- La panthère nébuleuse n’est pas étroitement apparentée à la panthère, elle a son propre gène (Neofelis), qui la sépare des grands félins (Panthera). En 2006, l’espèce « nébuleuse » fut divisée en deux branches : Neofelis nebulosa se trouve sur le continent asiatique. L’espèce Neofelis diardi, autrement dit Panthère nébuleuse de Bornéo, n’occupe que les îles de Sumatra et Bornéo.

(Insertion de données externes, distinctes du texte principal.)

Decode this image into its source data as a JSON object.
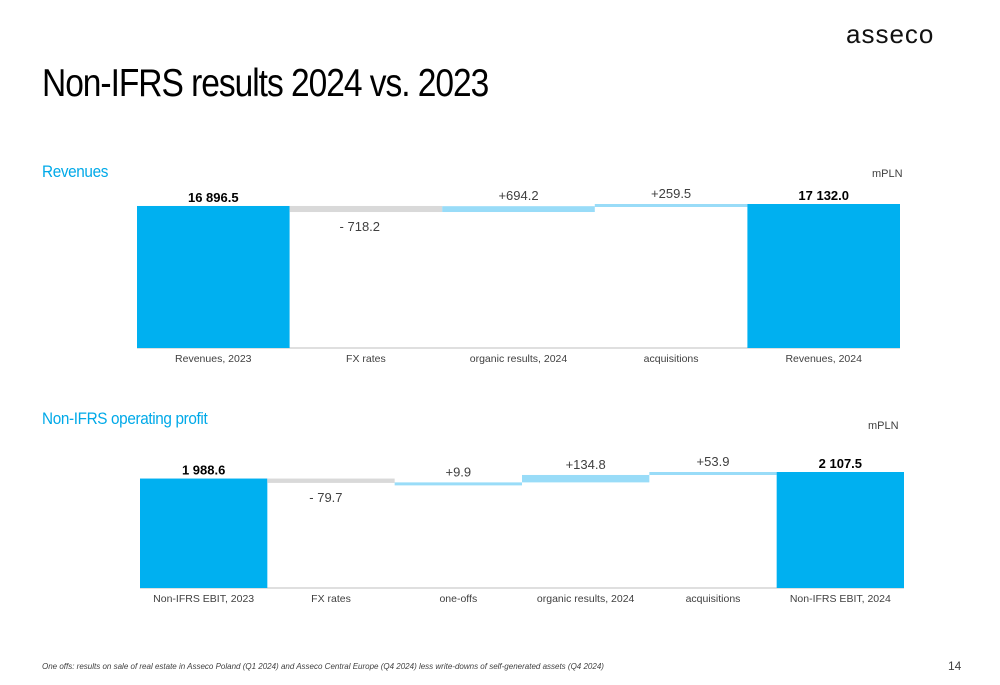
{
  "logo_text": "asseco",
  "title": "Non-IFRS results 2024 vs. 2023",
  "footnote": "One offs: results on sale of real estate in Asseco Poland (Q1 2024) and Asseco Central Europe (Q4 2024) less write-downs of self-generated assets (Q4 2024)",
  "page_number": "14",
  "colors": {
    "total": "#00b0f0",
    "increase": "#99dcf8",
    "decrease": "#d9d9d9",
    "title_accent": "#00a9e8"
  },
  "sections": [
    {
      "title": "Revenues",
      "unit": "mPLN"
    },
    {
      "title": "Non-IFRS operating profit",
      "unit": "mPLN"
    }
  ],
  "chart_data": [
    {
      "type": "waterfall",
      "title": "Revenues",
      "unit": "mPLN",
      "categories": [
        "Revenues, 2023",
        "FX rates",
        "organic results, 2024",
        "acquisitions",
        "Revenues, 2024"
      ],
      "values": [
        16896.5,
        -718.2,
        694.2,
        259.5,
        17132.0
      ],
      "kinds": [
        "total",
        "decrease",
        "increase",
        "increase",
        "total"
      ],
      "labels": [
        "16 896.5",
        "- 718.2",
        "+694.2",
        "+259.5",
        "17 132.0"
      ]
    },
    {
      "type": "waterfall",
      "title": "Non-IFRS operating profit",
      "unit": "mPLN",
      "categories": [
        "Non-IFRS EBIT, 2023",
        "FX rates",
        "one-offs",
        "organic results, 2024",
        "acquisitions",
        "Non-IFRS EBIT, 2024"
      ],
      "values": [
        1988.6,
        -79.7,
        9.9,
        134.8,
        53.9,
        2107.5
      ],
      "kinds": [
        "total",
        "decrease",
        "increase",
        "increase",
        "increase",
        "total"
      ],
      "labels": [
        "1 988.6",
        "- 79.7",
        "+9.9",
        "+134.8",
        "+53.9",
        "2 107.5"
      ]
    }
  ]
}
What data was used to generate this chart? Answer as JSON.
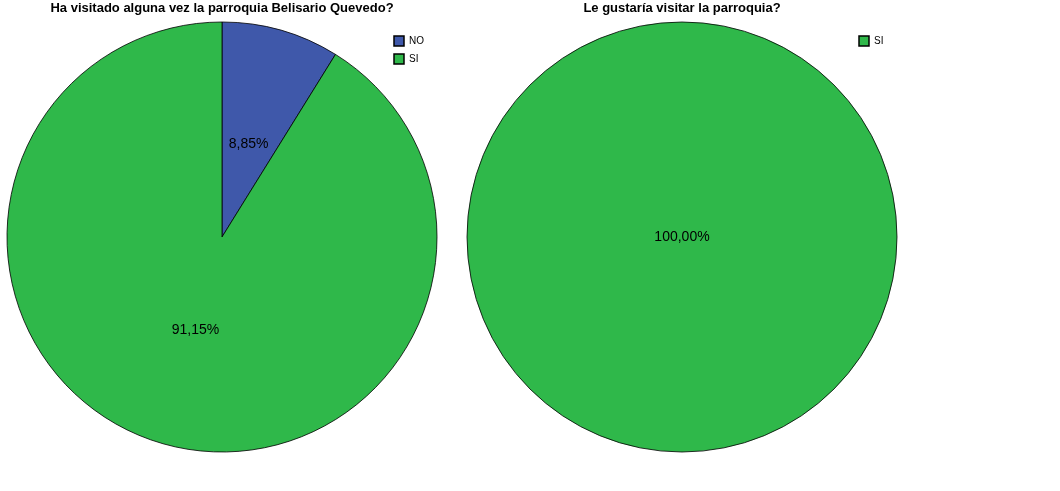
{
  "chart_data": [
    {
      "type": "pie",
      "title": "Ha visitado alguna vez la parroquia Belisario Quevedo?",
      "categories": [
        "NO",
        "SI"
      ],
      "values": [
        8.85,
        91.15
      ],
      "colors": [
        "#3f58aa",
        "#2fb84a"
      ],
      "value_labels": [
        "8,85%",
        "91,15%"
      ],
      "legend": "top right"
    },
    {
      "type": "pie",
      "title": "Le gustaría visitar la parroquia?",
      "categories": [
        "SI"
      ],
      "values": [
        100
      ],
      "colors": [
        "#2fb84a"
      ],
      "value_labels": [
        "100,00%"
      ],
      "legend": "top right"
    }
  ]
}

- Il existait une autre sous-espèce native de Taïwan (Neofelis nebulosa brachyura), estimée éteinte aujourd’hui. On ne détecte aucun signe de ces félins sur les pièges photographiques entre 1997 et 2012.
- Dans les premiers temps, il était très difficile de faire reproduire cette espèce en captivité, car les partenaires s’entre-tuaient. Aujourd’hui de nouvelles techniques de reproduction ont permis aux zoos du monde de conserver une lignée génétique viable de manière efficace.
- Les panthères nébuleuses sont extrêmement discrètes. Seules les nouvelles technologies, telle que les pièges photographiques et les colliers radio émetteur nous permettent une meilleure étude de l’espèce, de son recensement et des menaces qui la mette en péril. La sensibilisation publique aide aussi à prendre conscience de la situation périlleuse de ces félins sauvages.
Le public ne connaît que trop peu cette espèce. Mais les scientifiques qui travaillent aux côtés des panthères vous soutiendront que ce sont « de fabuleux félins, des athlètes hors pair. Ils grimpent comme n’importe quel autre félin. Ils peuvent s’accrocher aux arbres d’une seule patte et à l’envers.
Ils sont juste surprenant » explique Bonnie Breitbeil, coordinatrice du Clouded Leopard SSP et responsable international du livre généalogique pour l’Association mondiale des zoos et aquariums.
Ce félin est magnifique, ses capacités d’adaptation en milieu arboricole sont fascinantes. « La panthère nébuleuse peut descendre d’un arbre la tête la première – seuls quelques félins dans le monde peuvent le faire » nous dit Lon grassman, un des premiers scientifiques à avoir appareillé une panthère nébuleuse d’un collier radio émetteur. Il ajoute que ces animaux ont des chevilles rotatives et de longues dents – comparées à la taille de leur tête – ce qui leur vaut le nom de tigre à dents de sabre des temps modernes. « Leurs longues dents leur permettent d’attraper facilement leurs proies dans les arbres, lorsqu’ils ne peuvent pas utiliser leurs pâtes » dit-il.
Bien que Breitbeil emploie des termes scientifiques compliqués lorsqu’elle nous parle des panthères en tant que félin paedomorphic, elle sait parfaitement ce que représentent les panthères aux yeux de tous : « pour nous les humains, les panthères nébuleuses sont juste d’adorables créatures », « lorsqu’ils atteignent la taille adulte, ils paraissent toujours jeunes. La forme de leur tête et de leurs oreilles les font ressembler à des chatons ». Karen Povey, conseillère en éducation chez Clouded Leopard SSP, travaille à Tacoma pour les Zoo et Aquarium de Point Defiance à Washington. Elle se souvient de sa première rencontre avec une panthère nébuleuse. « Aucuns d’entre nous n’avaient jamais travaillé avec un tel félin auparavant », nous dit-elle, « nous étions tous sous le charme ».
Trois sous-espèces
La panthère nébuleuse n’est pas étroitement apparentée aux panthères, elle a son propre gène (Neofelis), qui la sépare des grands félins (Panthera).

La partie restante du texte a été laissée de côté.